An article in the Washington Post today reported on the use by health and life insurers of identifiable prescription drug records to make coverage decisions. This data is actually acquired by companies that act as data brokers or analysts on behalf of insurers, and individuals applying for insurance consent to having their prescription drug data gathered and used for this purpose.
The article further notes that the gathering of this data will be even easier when this information is stored in electronic health records. This article exposes the limits of relying on individual consent to protect sensitive health information. The companies mentioned in the article (Ingenix, Milliman) who mine this data all claim to have relied on consent to obtain sensitive prescription drug histories. It’s no surprise that these individuals consented to having this information gathered about them – they had no other choice. When you need health or life insurance, or if you are seeking medical care, you will sign whatever form is put in front of you.

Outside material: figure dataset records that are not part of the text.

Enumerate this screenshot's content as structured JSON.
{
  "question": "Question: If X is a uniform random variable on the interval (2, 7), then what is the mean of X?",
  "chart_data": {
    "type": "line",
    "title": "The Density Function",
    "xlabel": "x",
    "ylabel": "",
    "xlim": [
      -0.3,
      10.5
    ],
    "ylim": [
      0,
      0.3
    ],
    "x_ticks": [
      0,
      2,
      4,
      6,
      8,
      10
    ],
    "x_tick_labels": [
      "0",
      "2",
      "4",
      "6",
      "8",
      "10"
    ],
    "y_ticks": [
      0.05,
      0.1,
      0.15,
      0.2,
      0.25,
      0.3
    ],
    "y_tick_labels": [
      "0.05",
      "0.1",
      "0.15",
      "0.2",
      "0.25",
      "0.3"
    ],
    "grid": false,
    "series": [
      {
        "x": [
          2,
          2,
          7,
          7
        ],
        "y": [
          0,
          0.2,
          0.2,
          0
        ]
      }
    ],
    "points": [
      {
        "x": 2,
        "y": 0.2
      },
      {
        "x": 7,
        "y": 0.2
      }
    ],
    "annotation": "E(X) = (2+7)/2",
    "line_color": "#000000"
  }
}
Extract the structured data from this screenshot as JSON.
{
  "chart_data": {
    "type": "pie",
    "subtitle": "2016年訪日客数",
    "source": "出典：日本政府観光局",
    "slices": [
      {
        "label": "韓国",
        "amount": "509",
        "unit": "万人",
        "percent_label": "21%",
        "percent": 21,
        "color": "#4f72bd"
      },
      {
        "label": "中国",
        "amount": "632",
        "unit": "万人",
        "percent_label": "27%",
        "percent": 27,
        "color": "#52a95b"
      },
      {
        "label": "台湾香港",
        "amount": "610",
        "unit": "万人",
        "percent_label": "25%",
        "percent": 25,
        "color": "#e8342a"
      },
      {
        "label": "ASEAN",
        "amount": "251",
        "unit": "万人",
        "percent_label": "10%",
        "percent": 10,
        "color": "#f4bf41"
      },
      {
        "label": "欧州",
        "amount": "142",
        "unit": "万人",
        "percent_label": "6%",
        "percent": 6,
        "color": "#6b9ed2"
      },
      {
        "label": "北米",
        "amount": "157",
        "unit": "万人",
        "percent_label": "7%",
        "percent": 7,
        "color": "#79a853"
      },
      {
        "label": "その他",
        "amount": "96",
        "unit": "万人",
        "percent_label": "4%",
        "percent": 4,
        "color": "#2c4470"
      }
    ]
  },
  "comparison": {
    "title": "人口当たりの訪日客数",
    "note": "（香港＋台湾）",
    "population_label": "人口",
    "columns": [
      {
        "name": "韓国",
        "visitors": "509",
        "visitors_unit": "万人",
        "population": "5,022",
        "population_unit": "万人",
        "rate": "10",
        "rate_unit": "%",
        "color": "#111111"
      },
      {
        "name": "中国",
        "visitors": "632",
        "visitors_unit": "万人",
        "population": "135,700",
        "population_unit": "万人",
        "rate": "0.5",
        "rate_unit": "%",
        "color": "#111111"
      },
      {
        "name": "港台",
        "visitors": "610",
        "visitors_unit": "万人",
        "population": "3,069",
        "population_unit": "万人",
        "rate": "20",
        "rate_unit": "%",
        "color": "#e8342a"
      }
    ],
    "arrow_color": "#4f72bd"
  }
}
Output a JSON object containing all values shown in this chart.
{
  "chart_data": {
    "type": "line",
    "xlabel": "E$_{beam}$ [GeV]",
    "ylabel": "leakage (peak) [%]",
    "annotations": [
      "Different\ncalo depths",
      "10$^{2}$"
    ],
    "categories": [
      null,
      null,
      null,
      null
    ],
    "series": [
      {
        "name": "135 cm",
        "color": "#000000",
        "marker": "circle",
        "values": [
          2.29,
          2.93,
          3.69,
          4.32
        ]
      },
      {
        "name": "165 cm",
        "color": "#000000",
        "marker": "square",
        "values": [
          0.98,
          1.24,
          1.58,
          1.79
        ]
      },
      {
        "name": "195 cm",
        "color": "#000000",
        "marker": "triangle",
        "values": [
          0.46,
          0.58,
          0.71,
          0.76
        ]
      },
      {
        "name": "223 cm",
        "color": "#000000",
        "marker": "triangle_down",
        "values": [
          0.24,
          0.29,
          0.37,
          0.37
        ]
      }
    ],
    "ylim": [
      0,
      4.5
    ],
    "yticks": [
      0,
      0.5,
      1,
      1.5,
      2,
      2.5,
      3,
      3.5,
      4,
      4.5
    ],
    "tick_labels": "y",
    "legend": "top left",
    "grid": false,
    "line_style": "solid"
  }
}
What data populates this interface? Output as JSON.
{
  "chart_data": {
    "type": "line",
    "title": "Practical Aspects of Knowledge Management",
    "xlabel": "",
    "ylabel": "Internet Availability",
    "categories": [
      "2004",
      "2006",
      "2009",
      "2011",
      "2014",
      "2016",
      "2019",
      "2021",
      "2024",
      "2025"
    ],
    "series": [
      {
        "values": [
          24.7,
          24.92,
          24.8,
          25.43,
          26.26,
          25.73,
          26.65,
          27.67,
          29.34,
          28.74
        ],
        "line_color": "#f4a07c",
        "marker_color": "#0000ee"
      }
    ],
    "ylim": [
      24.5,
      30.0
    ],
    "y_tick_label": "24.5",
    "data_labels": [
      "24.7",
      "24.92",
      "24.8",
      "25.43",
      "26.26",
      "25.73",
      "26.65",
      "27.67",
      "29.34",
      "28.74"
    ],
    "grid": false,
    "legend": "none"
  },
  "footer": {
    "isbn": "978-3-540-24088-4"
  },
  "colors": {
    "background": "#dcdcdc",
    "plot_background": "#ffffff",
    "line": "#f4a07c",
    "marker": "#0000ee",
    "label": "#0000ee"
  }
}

The article also exposes the limits of the federal privacy rules under the Health Insurance Portability and Accountability Act of 1996 (HIPAA), which gives the federal government no basis to go after Ingenix or Milliman or any other intermediary entity for any misuse of health information or data breaches. If the public doesn’t trust that electronic health record systems will protect their privacy, we will never make further progress toward achieving an interconnected health data system that improves care. This article demonstrates clearly that patient consent is not the answer. Instead, we need clear limits on uses of an individual’s health information that are applicable to “downstream” entities that use or hold this information, as well as aggressive monitoring and enforcement of the law.